An RC integrator is driven by a 24 V input pulse whose width equals five time constants (t = 5RC). To what voltage does the capacitor charge by the end of the pulse?

Difficulty: Easy

Correct Answer: 24 V

Explanation:


Introduction / Context:
First-order charging behavior dictates how close an RC node gets to its final value within a given number of time constants. This question uses the canonical result at five time constants for a DC step/pulse of sufficient width.


Given Data / Assumptions:

  • RC integrator receiving a 24 V pulse.
  • Pulse width equals 5 * tau where tau = R * C.
  • Initial capacitor voltage assumed 0 V (uncharged) at the pulse start.


Concept / Approach:
For a step of amplitude V applied to an RC from rest, the capacitor voltage during charging is v_C(t) = V * (1 - exp(-t / tau)). At t = 5 * tau, the exponential term exp(-5) ≈ 0.006737, so the node is within about 0.67% of its final value V.


Step-by-Step Solution:

Use v_C(5tau) = 24 * (1 - exp(-5)).Compute exp(-5) ≈ 0.006737.So v_C ≈ 24 * (1 - 0.006737) = 24 * 0.993263 ≈ 23.838 V.Rounded to given choices, this is effectively 24 V.

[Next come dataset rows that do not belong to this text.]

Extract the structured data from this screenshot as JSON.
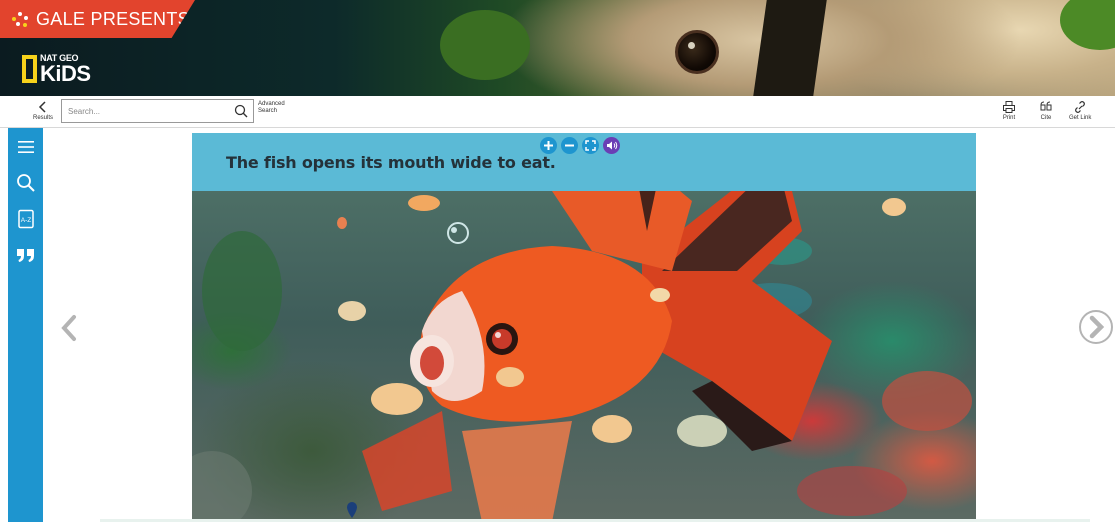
{
  "banner": {
    "gale_text": "GALE PRESENTS",
    "natgeo_small": "NAT GEO",
    "natgeo_kids": "KiDS"
  },
  "toolbar": {
    "back_label": "Results",
    "search_placeholder": "Search...",
    "advanced_line1": "Advanced",
    "advanced_line2": "Search",
    "print_label": "Print",
    "cite_label": "Cite",
    "getlink_label": "Get Link"
  },
  "sidebar": {
    "items": [
      {
        "icon": "hamburger-menu-icon"
      },
      {
        "icon": "search-icon"
      },
      {
        "icon": "a-z-index-icon"
      },
      {
        "icon": "quote-icon"
      }
    ]
  },
  "viewer": {
    "caption": "The fish opens its mouth wide to eat.",
    "controls": [
      "zoom-in-icon",
      "zoom-out-icon",
      "fit-screen-icon",
      "audio-icon"
    ]
  },
  "colors": {
    "accent_blue": "#1e95cf",
    "gale_red": "#e2442d",
    "natgeo_yellow": "#f7d21b",
    "caption_bg": "#5bbad6",
    "audio_purple": "#6a3fb5"
  }
}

Verification / Alternative check:
A common engineering rule: after 5 tau, a first-order system reaches ~99.3% of its final value. For 24 V, that is ≈ 23.84 V, which rounds to 24 V in typical multiple-choice contexts.


Why Other Options Are Wrong:

  • 15.12 V: Corresponds to ~63% of 24 V (one time constant), not five.
  • 20.64 V: ~86% (two time constants), still far from 99.3%.
  • 12 V: Exactly half the target; unrelated to standard time-constant milestones.


Common Pitfalls:

  • Using 1 - 1/5 instead of the exponential relation.
  • Confusing 5 tau with 5% error rather than 0.67% error.